Neeraj Chopra scripts golden history at World Athletics Championships
Olympic javelin champion becomes first Indian to win gold at the World Athletics Championships; in another first, three Indians finished in top eight
Olympic champion Neeraj Chopra scripted history yet again on Sunday (August 27) when he became the first Indian to win gold at the World Athletics Championships with a best throw of 88.17m in the men’s javelin final in Budapest, Hungary.
In another first, three Indians finished in top eight, with Kishore Jena (84.77m) and DP Manu (84.14m) taking the fifth and sixth spots respectively. Never before did three Indians finish in the top eight of an event in the World Championships.
Contest with Arshad Nadeem continues
The 25-year-old Chopra dominated the competition and achieved his best throw of the day in his second attempt. He had a foul to start with, but then got 88.17m, 86.32m, 84.64m, 87.73m, and 83.98m.
Pakistan’s reigning Commonwealth Games champion Arshad Nadeem took the silver with his season’s best throw of 87.82m, while Jakub Vadlejch (86.67m) of Czech Republic got the bronze.
Chopra jumped to the top spot with his second throw, and from thereon, he led the field till the end. Nadeem also maintained his second position from the third round, after which it was 1-2 for the Indo-Pak duo till the end.
Chopra thus beat Nadeem once again, as the Indian also won gold in the 2016 South Asian Games.
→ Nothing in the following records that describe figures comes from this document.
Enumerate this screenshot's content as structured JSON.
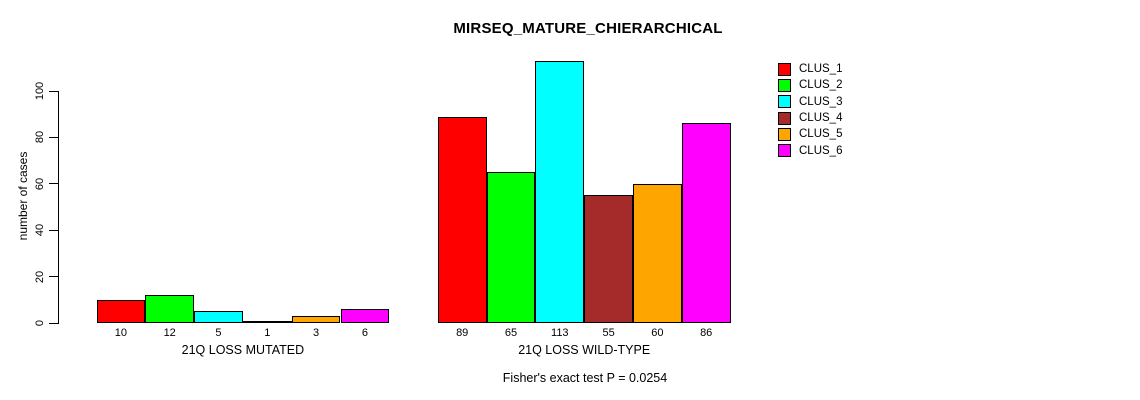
{
  "chart_data": {
    "type": "bar",
    "title": "MIRSEQ_MATURE_CHIERARCHICAL",
    "ylabel": "number of cases",
    "xlabel": "",
    "y_ticks": [
      0,
      20,
      40,
      60,
      80,
      100
    ],
    "ylim": [
      0,
      116
    ],
    "grid": false,
    "legend_position": "top-right",
    "series": [
      {
        "name": "CLUS_1",
        "color": "#FF0000"
      },
      {
        "name": "CLUS_2",
        "color": "#00FF00"
      },
      {
        "name": "CLUS_3",
        "color": "#00FFFF"
      },
      {
        "name": "CLUS_4",
        "color": "#A52A2A"
      },
      {
        "name": "CLUS_5",
        "color": "#FFA500"
      },
      {
        "name": "CLUS_6",
        "color": "#FF00FF"
      }
    ],
    "groups": [
      {
        "label": "21Q LOSS MUTATED",
        "values": [
          10,
          12,
          5,
          1,
          3,
          6
        ]
      },
      {
        "label": "21Q LOSS WILD-TYPE",
        "values": [
          89,
          65,
          113,
          55,
          60,
          86
        ]
      }
    ],
    "footnote": "Fisher's exact test P = 0.0254"
  }
}
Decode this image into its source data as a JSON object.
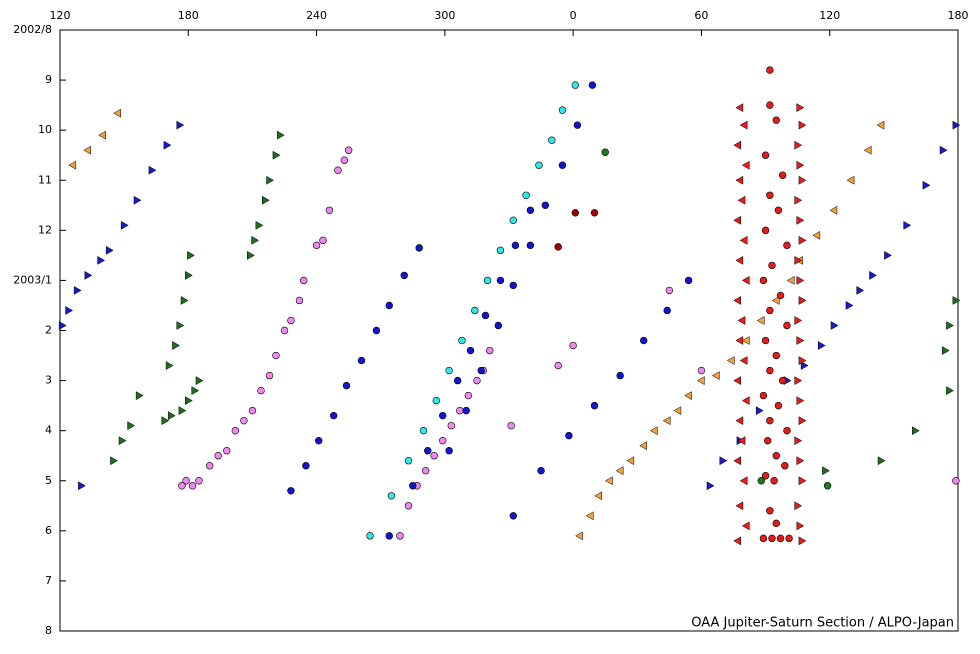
{
  "chart_data": {
    "type": "scatter",
    "credit": "OAA Jupiter-Saturn Section / ALPO-Japan",
    "xlim": [
      120,
      540
    ],
    "xticks": [
      120,
      180,
      240,
      300,
      {
        "value": 360,
        "label": "0"
      },
      {
        "value": 420,
        "label": "60"
      },
      {
        "value": 480,
        "label": "120"
      },
      {
        "value": 540,
        "label": "180"
      }
    ],
    "ylim": [
      12,
      0
    ],
    "yticks": [
      {
        "value": 0,
        "label": "2002/8"
      },
      {
        "value": 1,
        "label": "9"
      },
      {
        "value": 2,
        "label": "10"
      },
      {
        "value": 3,
        "label": "11"
      },
      {
        "value": 4,
        "label": "12"
      },
      {
        "value": 5,
        "label": "2003/1"
      },
      {
        "value": 6,
        "label": "2"
      },
      {
        "value": 7,
        "label": "3"
      },
      {
        "value": 8,
        "label": "4"
      },
      {
        "value": 9,
        "label": "5"
      },
      {
        "value": 10,
        "label": "6"
      },
      {
        "value": 11,
        "label": "7"
      },
      {
        "value": 12,
        "label": "8"
      }
    ],
    "series": [
      {
        "color": "#f0a040",
        "marker": "triangle-left",
        "x": [
          147,
          140,
          133,
          126,
          504,
          498,
          490,
          482,
          474,
          466,
          462,
          455,
          448,
          441,
          434,
          427,
          420,
          414,
          409,
          404,
          398,
          393,
          387,
          382,
          377,
          372,
          368,
          363
        ],
        "values": [
          1.66,
          2.1,
          2.4,
          2.7,
          1.9,
          2.4,
          3.0,
          3.6,
          4.1,
          4.6,
          5.0,
          5.4,
          5.8,
          6.2,
          6.6,
          6.9,
          7.0,
          7.3,
          7.6,
          7.8,
          8.0,
          8.3,
          8.6,
          8.8,
          9.0,
          9.3,
          9.7,
          10.1
        ]
      },
      {
        "color": "#1a1acc",
        "marker": "triangle-right",
        "x": [
          539,
          533,
          525,
          516,
          507,
          500,
          494,
          489,
          482,
          476,
          468,
          460,
          447,
          438,
          430,
          424,
          176,
          170,
          163,
          156,
          150,
          143,
          139,
          133,
          128,
          124,
          121,
          130
        ],
        "values": [
          1.9,
          2.4,
          3.1,
          3.9,
          4.5,
          4.9,
          5.2,
          5.5,
          5.9,
          6.3,
          6.7,
          7.0,
          7.6,
          8.2,
          8.6,
          9.1,
          1.9,
          2.3,
          2.8,
          3.4,
          3.9,
          4.4,
          4.6,
          4.9,
          5.2,
          5.6,
          5.9,
          9.1
        ]
      },
      {
        "color": "#1e6e1e",
        "marker": "triangle-right",
        "x": [
          223,
          221,
          218,
          216,
          213,
          211,
          209,
          181,
          180,
          178,
          176,
          174,
          171,
          185,
          183,
          180,
          177,
          172,
          169,
          157,
          153,
          149,
          145,
          539,
          536,
          534,
          536,
          520,
          504,
          478
        ],
        "values": [
          2.1,
          2.5,
          3.0,
          3.4,
          3.9,
          4.2,
          4.5,
          4.5,
          4.9,
          5.4,
          5.9,
          6.3,
          6.7,
          7.0,
          7.2,
          7.4,
          7.6,
          7.7,
          7.8,
          7.3,
          7.9,
          8.2,
          8.6,
          5.4,
          5.9,
          6.4,
          7.2,
          8.0,
          8.6,
          8.8
        ]
      },
      {
        "color": "#ee88ee",
        "marker": "circle",
        "x": [
          255,
          253,
          250,
          246,
          243,
          240,
          234,
          232,
          228,
          225,
          221,
          218,
          214,
          210,
          206,
          202,
          198,
          194,
          190,
          185,
          182,
          179,
          177,
          321,
          318,
          315,
          311,
          307,
          303,
          299,
          295,
          291,
          287,
          283,
          279,
          360,
          353,
          331,
          405,
          420,
          539
        ],
        "values": [
          2.4,
          2.6,
          2.8,
          3.6,
          4.2,
          4.3,
          5.0,
          5.4,
          5.8,
          6.0,
          6.5,
          6.9,
          7.2,
          7.6,
          7.8,
          8.0,
          8.4,
          8.5,
          8.7,
          9.0,
          9.1,
          9.0,
          9.1,
          6.4,
          6.8,
          7.0,
          7.3,
          7.6,
          7.9,
          8.2,
          8.5,
          8.8,
          9.1,
          9.5,
          10.1,
          6.3,
          6.7,
          7.9,
          5.2,
          6.8,
          9.0
        ]
      },
      {
        "color": "#1414d0",
        "marker": "circle",
        "x": [
          288,
          281,
          274,
          268,
          261,
          254,
          248,
          241,
          235,
          228,
          369,
          362,
          355,
          347,
          340,
          332,
          325,
          317,
          310,
          302,
          340,
          333,
          326,
          319,
          312,
          306,
          299,
          292,
          285,
          274,
          414,
          404,
          393,
          382,
          370,
          358,
          345,
          332
        ],
        "values": [
          4.35,
          4.9,
          5.5,
          6.0,
          6.6,
          7.1,
          7.7,
          8.2,
          8.7,
          9.2,
          1.1,
          1.9,
          2.7,
          3.5,
          4.3,
          5.1,
          5.9,
          6.8,
          7.6,
          8.4,
          3.6,
          4.3,
          5.0,
          5.7,
          6.4,
          7.0,
          7.7,
          8.4,
          9.1,
          10.1,
          5.0,
          5.6,
          6.2,
          6.9,
          7.5,
          8.1,
          8.8,
          9.7
        ]
      },
      {
        "color": "#33e6e6",
        "marker": "circle",
        "x": [
          361,
          355,
          350,
          344,
          338,
          332,
          326,
          320,
          314,
          308,
          302,
          296,
          290,
          283,
          275,
          265
        ],
        "values": [
          1.1,
          1.6,
          2.2,
          2.7,
          3.3,
          3.8,
          4.4,
          5.0,
          5.6,
          6.2,
          6.8,
          7.4,
          8.0,
          8.6,
          9.3,
          10.1
        ]
      },
      {
        "color": "#e41c1c",
        "marker": "triangle-left",
        "x": [
          438,
          440,
          437,
          441,
          438,
          439,
          437,
          440,
          438,
          441,
          437,
          439,
          438,
          440,
          437,
          441,
          438,
          439,
          437,
          440,
          438,
          441,
          437
        ],
        "values": [
          1.55,
          1.9,
          2.3,
          2.7,
          3.0,
          3.4,
          3.8,
          4.2,
          4.6,
          5.0,
          5.4,
          5.8,
          6.2,
          6.6,
          7.0,
          7.4,
          7.8,
          8.2,
          8.6,
          9.0,
          9.5,
          9.9,
          10.2
        ]
      },
      {
        "color": "#e41c1c",
        "marker": "triangle-right",
        "x": [
          466,
          467,
          465,
          466,
          467,
          465,
          466,
          467,
          465,
          466,
          467,
          465,
          466,
          467,
          465,
          466,
          467,
          465,
          466,
          467,
          465,
          466,
          467
        ],
        "values": [
          1.55,
          1.9,
          2.3,
          2.7,
          3.0,
          3.4,
          3.8,
          4.2,
          4.6,
          5.0,
          5.4,
          5.8,
          6.2,
          6.6,
          7.0,
          7.4,
          7.8,
          8.2,
          8.6,
          9.0,
          9.5,
          9.9,
          10.2
        ]
      },
      {
        "color": "#e41c1c",
        "marker": "circle",
        "x": [
          452,
          452,
          455,
          450,
          458,
          452,
          456,
          450,
          460,
          453,
          449,
          457,
          452,
          460,
          450,
          455,
          452,
          458,
          449,
          456,
          452,
          460,
          451,
          455,
          459,
          450,
          454,
          452,
          449,
          453,
          457,
          461,
          455
        ],
        "values": [
          0.8,
          1.5,
          1.8,
          2.5,
          2.9,
          3.3,
          3.6,
          4.0,
          4.3,
          4.7,
          5.0,
          5.3,
          5.6,
          5.9,
          6.2,
          6.5,
          6.8,
          7.0,
          7.3,
          7.5,
          7.8,
          8.0,
          8.2,
          8.5,
          8.7,
          8.9,
          9.0,
          9.6,
          10.15,
          10.15,
          10.15,
          10.15,
          9.85
        ]
      },
      {
        "color": "#a00000",
        "marker": "circle",
        "x": [
          361,
          370,
          353
        ],
        "values": [
          3.65,
          3.65,
          4.33
        ]
      },
      {
        "color": "#1e7a1e",
        "marker": "circle",
        "x": [
          375,
          448,
          479
        ],
        "values": [
          2.44,
          9.0,
          9.1
        ]
      }
    ]
  }
}
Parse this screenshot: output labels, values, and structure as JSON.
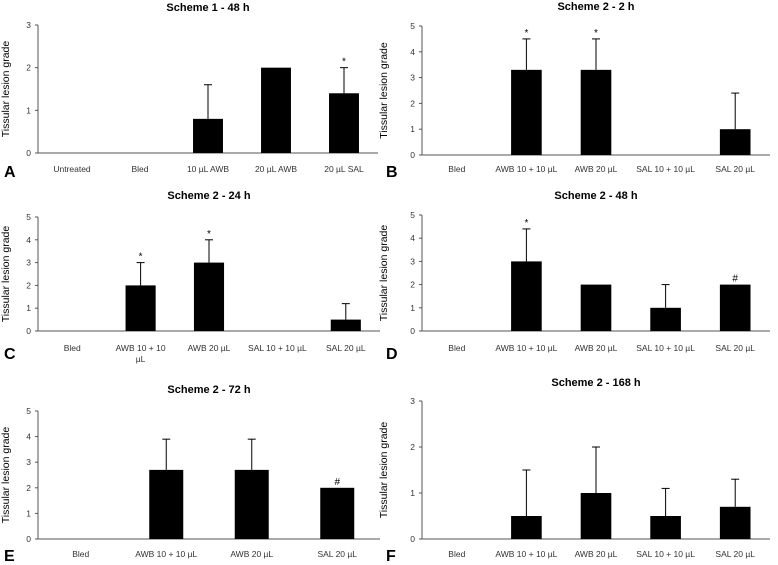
{
  "chart_data": [
    {
      "panel": "A",
      "type": "bar",
      "title": "Scheme 1 - 48 h",
      "ylabel": "Tissular lesion grade",
      "ylim": [
        0,
        3
      ],
      "yticks": [
        0,
        1,
        2,
        3
      ],
      "categories": [
        "Untreated",
        "Bled",
        "10 µL AWB",
        "20 µL AWB",
        "20 µL SAL"
      ],
      "values": [
        0,
        0,
        0.8,
        2,
        1.4
      ],
      "errors": [
        0,
        0,
        0.8,
        0,
        0.6
      ],
      "annotations": [
        "",
        "",
        "",
        "",
        "*"
      ]
    },
    {
      "panel": "B",
      "type": "bar",
      "title": "Scheme 2 - 2 h",
      "ylabel": "Tissular lesion grade",
      "ylim": [
        0,
        5
      ],
      "yticks": [
        0,
        1,
        2,
        3,
        4,
        5
      ],
      "categories": [
        "Bled",
        "AWB 10 + 10 µL",
        "AWB 20 µL",
        "SAL 10 + 10 µL",
        "SAL 20 µL"
      ],
      "values": [
        0,
        3.3,
        3.3,
        0,
        1
      ],
      "errors": [
        0,
        1.2,
        1.2,
        0,
        1.4
      ],
      "annotations": [
        "",
        "*",
        "*",
        "",
        ""
      ]
    },
    {
      "panel": "C",
      "type": "bar",
      "title": "Scheme 2 - 24 h",
      "ylabel": "Tissular lesion grade",
      "ylim": [
        0,
        5
      ],
      "yticks": [
        0,
        1,
        2,
        3,
        4,
        5
      ],
      "categories": [
        "Bled",
        "AWB 10 + 10 µL",
        "AWB 20 µL",
        "SAL 10 + 10 µL",
        "SAL 20 µL"
      ],
      "values": [
        0,
        2,
        3,
        0,
        0.5
      ],
      "errors": [
        0,
        1,
        1,
        0,
        0.7
      ],
      "annotations": [
        "",
        "*",
        "*",
        "",
        ""
      ]
    },
    {
      "panel": "D",
      "type": "bar",
      "title": "Scheme 2 - 48 h",
      "ylabel": "Tissular lesion grade",
      "ylim": [
        0,
        5
      ],
      "yticks": [
        0,
        1,
        2,
        3,
        4,
        5
      ],
      "categories": [
        "Bled",
        "AWB 10 + 10 µL",
        "AWB 20 µL",
        "SAL 10 + 10 µL",
        "SAL 20 µL"
      ],
      "values": [
        0,
        3,
        2,
        1,
        2
      ],
      "errors": [
        0,
        1.4,
        0,
        1,
        0
      ],
      "annotations": [
        "",
        "*",
        "",
        "",
        "#"
      ]
    },
    {
      "panel": "E",
      "type": "bar",
      "title": "Scheme 2 - 72 h",
      "ylabel": "Tissular lesion grade",
      "ylim": [
        0,
        5
      ],
      "yticks": [
        0,
        1,
        2,
        3,
        4,
        5
      ],
      "categories": [
        "Bled",
        "AWB 10 + 10 µL",
        "AWB 20 µL",
        "SAL 20 µL"
      ],
      "values": [
        0,
        2.7,
        2.7,
        2
      ],
      "errors": [
        0,
        1.2,
        1.2,
        0
      ],
      "annotations": [
        "",
        "",
        "",
        "#"
      ]
    },
    {
      "panel": "F",
      "type": "bar",
      "title": "Scheme 2 - 168 h",
      "ylabel": "Tissular lesion grade",
      "ylim": [
        0,
        3
      ],
      "yticks": [
        0,
        1,
        2,
        3
      ],
      "categories": [
        "Bled",
        "AWB 10 + 10 µL",
        "AWB 20 µL",
        "SAL 10 + 10 µL",
        "SAL 20 µL"
      ],
      "values": [
        0,
        0.5,
        1,
        0.5,
        0.7
      ],
      "errors": [
        0,
        1,
        1,
        0.6,
        0.6
      ],
      "annotations": [
        "",
        "",
        "",
        "",
        ""
      ]
    }
  ]
}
Since then, the two have competed against each other in more than a dozen events and Chopra always returned triumphant.
In elite club
Chopra has now become only the second Indian — after legendary shooter Abhinav Bindra — to simultaneously hold the Olympics and World Championships title. Bindra won the World Championships title when he was 23, and the Olympics gold at 25.
Chopra, who became the first Indian Olympic track and field gold medallist in the Tokyo Games in 2021, had won a silver in the 2022 edition of the World Championships.
Before him, legendary long jumper Anju Bobby George had won a bronze in the 2003 World Championships.
The Indian superstar also became only the third javelin thrower in history to simultaneously hold the Olympics and World Championships titles after the iconic Jan Zelezny of Czech Republic and Andreas Thorkildsen of Norway.
Zelezny clinched the Olympics gold in 1992, 1996, and 2000 while winning World Championships title in 1993, 1995, and 2001. Thorkildsen won gold in the 2008 Olympics and the 2009 World Championships.
Every title in kitty
With this feat on Sunday, Chopra has won every major title his sport has to offer. He has won gold in the Asian Games (2018) and Commonwealth Games (2018), besides four individual Diamond League Meeting titles (two each in 2022 and 2023) and Diamond League champion’s trophy last year.
He also became junior world champion in 2016 and won the Asian Championships title in 2017.
Meanwhile, the Indian men’s 4x400m relay team raised hopes of a historic medal after finishing second overall in the heats with the Asian record time of 2 minutes 59.51 seconds on Saturday. But, in the final on Sunday, the quartet of Muhammed Anas Yahiya, Amoj Jacob, Muhammed Ajmal Variyathodi, and Rajesh Ramesh could do no better than finish a creditable fifth with a time of 2:59.92.
Parul Chaudhary created a national record of 9 minutes 15.31 seconds while finishing 11th in women’s 3000m steeplechase final. The earlier record was held by Lalita Babar (9:19.76) who had finished eighth in the final of the 2015 World Championships.
The disappointments
Chopra’s gold on the last day of competitions brought cheers to the Indian camp after an underwhelming start. Except for the performances of Chopra, Jena, Manu, and Chaudhary, the men’s 4x400m relay team and Jeswin Aldrin (11th in men’s long jump final), the World Championships outing was mediocre for the remaining Indians.
Long jumper Murali Sreeshankar and 3000m steeplechaser Avinash Sable were tipped to be the best performers after Chopra but both failed to qualify for the finals in their respective events, much to the disappointment of the Indian camp.
In the 2022 edition, apart from the silver won by Chopra, five other Indians had made it to the finals.
In the last edition of the showpiece, Chopra was beaten by Anderson Peters of Grenada for the gold. The Indian had settled for a landmark silver then with a best throw of 88.13m in the final to become only the second from the country and first male track-and-field athlete to win a medal in the World Championships.
Peters, who had won gold in 2019 also, could not make it to Sunday’s final after failing to even touch the 80m mark in Friday’s qualification round which Chopra topped.